12. Bertemu, Menghindar

Màu nền
Font chữ
Font size
Chiều cao dòng

Ayo, klik vote dan komentarnya dulu sebelum bacaa :) Selamat bersemestaa

Tepat pukul 5 sore, Magenta dan Baskara pulang dari rumah Binta. Mereka menghabiskan waktu dengan cukup baik. Belajar dengan tekun dan tenang, berdiskusi sesekali, pun rehat sejenak jika sudah penat. Saat makan siang pun, ada Ayah yang menyambut baik keduanya sekalipun tidak seramah Bunda. Baskara, satu-satunya manusia yang memilih olimpiade fisika juga tidak kalah tekunnya. Bedanya, lelaki itu lebih sering membuka video-video pembelajaran dari bimbel online yang dia ikuti. Wajar, sih, dia tidak mempunyai teman belajar seperti halnya Binta dan Magenta.

"Dadaaah! Hati-hati, ya, di jalan."

"Pulang dulu, Bin. Duluan, ya."

Binta merenggangkan badannya. Ia cukup lelah memutar otak seharian ini. Senyumnya merekah, akhirnya dia produktif juga di akhir minggu. Ya, sekalipun biasa-biasanya juga produktif, tetapi menghabiskan waktu untuk belajar dengan teman adalah hal yang cukup menyenangkan. Ini pertama kalinya Binta mengalaminya dan itu tidak terlalu buruk.
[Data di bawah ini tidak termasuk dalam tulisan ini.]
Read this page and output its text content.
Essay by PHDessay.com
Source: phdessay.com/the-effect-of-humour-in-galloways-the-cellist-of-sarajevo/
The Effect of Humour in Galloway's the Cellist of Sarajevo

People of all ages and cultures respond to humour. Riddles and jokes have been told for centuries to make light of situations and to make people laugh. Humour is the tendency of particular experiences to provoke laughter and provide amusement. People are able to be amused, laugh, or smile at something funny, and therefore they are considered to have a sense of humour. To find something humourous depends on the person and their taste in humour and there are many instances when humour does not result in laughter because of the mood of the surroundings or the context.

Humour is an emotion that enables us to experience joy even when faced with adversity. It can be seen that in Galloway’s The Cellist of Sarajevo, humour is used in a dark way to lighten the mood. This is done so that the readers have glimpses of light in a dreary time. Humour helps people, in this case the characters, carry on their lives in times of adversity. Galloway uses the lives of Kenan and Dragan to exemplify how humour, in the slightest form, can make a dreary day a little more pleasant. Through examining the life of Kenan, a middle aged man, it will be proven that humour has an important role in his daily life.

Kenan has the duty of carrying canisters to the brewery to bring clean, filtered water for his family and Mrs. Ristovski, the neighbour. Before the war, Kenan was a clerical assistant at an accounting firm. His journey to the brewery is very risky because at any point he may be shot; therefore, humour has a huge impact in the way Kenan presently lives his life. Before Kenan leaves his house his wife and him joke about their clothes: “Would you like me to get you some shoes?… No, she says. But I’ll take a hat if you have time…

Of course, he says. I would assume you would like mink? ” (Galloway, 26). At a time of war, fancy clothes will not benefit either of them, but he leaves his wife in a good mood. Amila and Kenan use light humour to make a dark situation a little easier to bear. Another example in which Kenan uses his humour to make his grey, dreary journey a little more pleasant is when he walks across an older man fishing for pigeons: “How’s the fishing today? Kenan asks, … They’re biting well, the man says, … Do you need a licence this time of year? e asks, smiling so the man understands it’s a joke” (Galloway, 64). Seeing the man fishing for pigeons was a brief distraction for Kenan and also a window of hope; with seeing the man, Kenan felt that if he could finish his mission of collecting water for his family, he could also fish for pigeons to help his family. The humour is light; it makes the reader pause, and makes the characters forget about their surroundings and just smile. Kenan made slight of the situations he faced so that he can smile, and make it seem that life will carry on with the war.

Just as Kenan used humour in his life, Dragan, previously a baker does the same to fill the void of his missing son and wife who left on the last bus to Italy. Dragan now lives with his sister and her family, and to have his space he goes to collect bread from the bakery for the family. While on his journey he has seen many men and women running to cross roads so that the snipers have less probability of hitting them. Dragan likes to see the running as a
"Nanti malam mau nonton apa, ya?" gadis tersebut menggumam. Ia sudah bisa membayangkan menonton serial drama kesukaannya ditemani berbagai camilan yang menumpuk di kulkas.

Perempuan tersebut lekas membersihkan bekas-bekas makanan yang kotor tempat mereka belajar dan membawa kembali buku-bukunya masuk ke dalam kamar. Baru saja Binta merebahkan diri dan hendak bermain game di ponsel, pintu kamarnya terbuka.

"Teman-temanmu sudah pulang?"

Binta melonjak kaget, "Mas Nava? Ada apa?" balasnya justru bertanya. Ia menatap heran Nava yang tengah berdiri di ambang pintu sebelum masuk seenaknya dan menutup rapat-rapat pintu kamar Binta.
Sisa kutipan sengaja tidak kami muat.